1. MENGHAKIMI = MEMFITNAH
Dalam suratnya, Rasul Yakobus menyamakan menghakimi dengan memfitnah. Sering sekali kita menilai seseorang hanya dengan dugaan, atau fakta-fakta yang tidak menyeluruh. Akibatnya, penilaian kita yang belum tentu benar justru menjadi kebohongan yang menyebar. Inilah fitnah. Betapa berdosanya sikap menghakimi.

2. MENGHAKIMI BERARTI MEREBUT PEKERJAAN TUHAN
Rasul Yakobus juga menjelaskan bahwa Allah melarang kita menghakimi, karena itu bukan tugas kita. Ketika kita menghakimi, kita sedang merebut pekerjaan Allah sebagai satu-satunya Pembuat hukum dan Hakim. Dengan kata lain, kita sedang bertindak sebagai Tuhan. Padahal, siapakah kita? Hanya sesama umat manusia. 

“Jangan kamu menghakimi, supaya kamu tidak dihakimi. Karena dengan penghakiman yang kamu pakai untuk menghakimi, kamu akan dihakimi dan ukuran yang kamu pakai untuk mengukur, akan diukurkan kepadamu.”
(Matius 7:1)

3. MENGHAKIMI ORANG LAIN MEMBAWA PENGHAKIMAN BAGI DIRI SENDIRI
Versi IBIS dari Matius 7:1 mengatakan ”Janganlah menghakimi orang lain, supaya kalian sendiri juga jangan dihakimi oleh Allah.” Ini sangat mengerikan bukan? Saat kita menghakimi orang lain, saat itu pulalah diri kita terbuka untuk dihakimi oleh Allah. Saat tangan kita melempar batu untuk menghukum orang lain, saat itulah Roh Kudus ingatkan tentang banyaknya batu- batu yang juga layak untuk dilemparkan terhadap kita. Ukuran yang kita pakai untuk mengukur hidup orang lain akan diukurkan kepada kita oleh Allah. Tuhan Yesus pun mengajarkan dalam doa Bapa Kami bahwa kesalahan kita akan diampuni oleh Tuhan seperti kita mengampuni kesalahan orang lain terhadap kita.

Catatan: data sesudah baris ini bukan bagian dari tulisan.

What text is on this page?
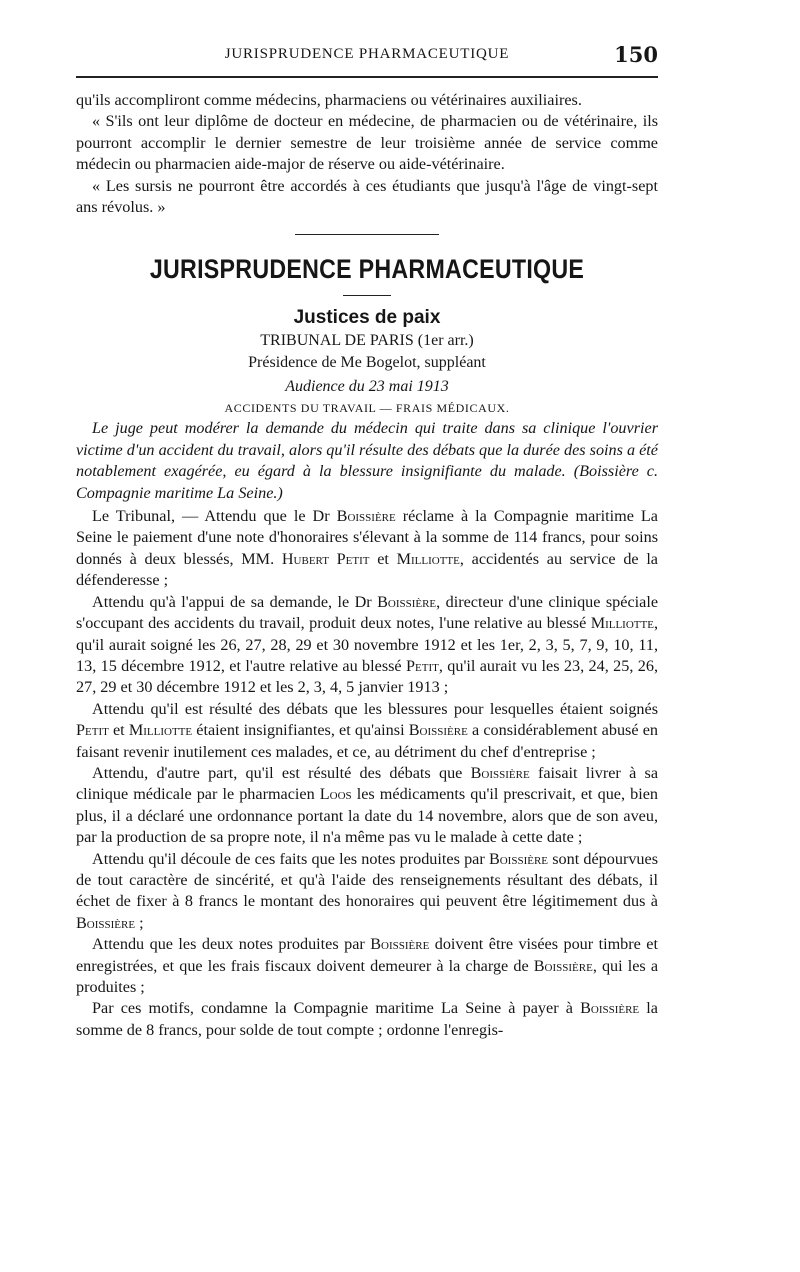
JURISPRUDENCE PHARMACEUTIQUE	150

qu'ils accompliront comme médecins, pharmaciens ou vétérinaires auxiliaires.

« S'ils ont leur diplôme de docteur en médecine, de pharmacien ou de vétérinaire, ils pourront accomplir le dernier semestre de leur troisième année de service comme médecin ou pharmacien aide-major de réserve ou aide-vétérinaire.

« Les sursis ne pourront être accordés à ces étudiants que jusqu'à l'âge de vingt-sept ans révolus. »

JURISPRUDENCE PHARMACEUTIQUE

Justices de paix

TRIBUNAL DE PARIS (1er arr.)

Présidence de Me Bogelot, suppléant

Audience du 23 mai 1913

ACCIDENTS DU TRAVAIL — FRAIS MÉDICAUX.

Le juge peut modérer la demande du médecin qui traite dans sa clinique l'ouvrier victime d'un accident du travail, alors qu'il résulte des débats que la durée des soins a été notablement exagérée, eu égard à la blessure insignifiante du malade. (Boissière c. Compagnie maritime La Seine.)

Le Tribunal, — Attendu que le Dr Boissière réclame à la Compagnie maritime La Seine le paiement d'une note d'honoraires s'élevant à la somme de 114 francs, pour soins donnés à deux blessés, MM. Hubert Petit et Milliotte, accidentés au service de la défenderesse ;

Attendu qu'à l'appui de sa demande, le Dr Boissière, directeur d'une clinique spéciale s'occupant des accidents du travail, produit deux notes, l'une relative au blessé Milliotte, qu'il aurait soigné les 26, 27, 28, 29 et 30 novembre 1912 et les 1er, 2, 3, 5, 7, 9, 10, 11, 13, 15 décembre 1912, et l'autre relative au blessé Petit, qu'il aurait vu les 23, 24, 25, 26, 27, 29 et 30 décembre 1912 et les 2, 3, 4, 5 janvier 1913 ;

Attendu qu'il est résulté des débats que les blessures pour lesquelles étaient soignés Petit et Milliotte étaient insignifiantes, et qu'ainsi Boissière a considérablement abusé en faisant revenir inutilement ces malades, et ce, au détriment du chef d'entreprise ;

Attendu, d'autre part, qu'il est résulté des débats que Boissière faisait livrer à sa clinique médicale par le pharmacien Loos les médicaments qu'il prescrivait, et que, bien plus, il a déclaré une ordonnance portant la date du 14 novembre, alors que de son aveu, par la production de sa propre note, il n'a même pas vu le malade à cette date ;

Attendu qu'il découle de ces faits que les notes produites par Boissière sont dépourvues de tout caractère de sincérité, et qu'à l'aide des renseignements résultant des débats, il échet de fixer à 8 francs le montant des honoraires qui peuvent être légitimement dus à Boissière ;

Attendu que les deux notes produites par Boissière doivent être visées pour timbre et enregistrées, et que les frais fiscaux doivent demeurer à la charge de Boissière, qui les a produites ;

Par ces motifs, condamne la Compagnie maritime La Seine à payer à Boissière la somme de 8 francs, pour solde de tout compte ; ordonne l'enregis-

4. KITA TIDAK BISA MENGHAKIMI DENGAN ADIL
Janganlah menghakimi menurut apa yang nampak, tetapi hakimilah dengan adil.
(Yohanes 7:24)

Penghakiman yang adil hanya mungkin ketika kita tahu semua fakta. Hanya Tuhan Yesus yang bisa melihat yang tidak nampak, yakni isi hati dan motivasi seseorang. Dengan keterbatasan manusia, kita seringkali subjektif dalam menilai orang lain hanya berdasarkan apa yang tampak saja. Kita tidak bisa melihat “the big picture and the whole story”.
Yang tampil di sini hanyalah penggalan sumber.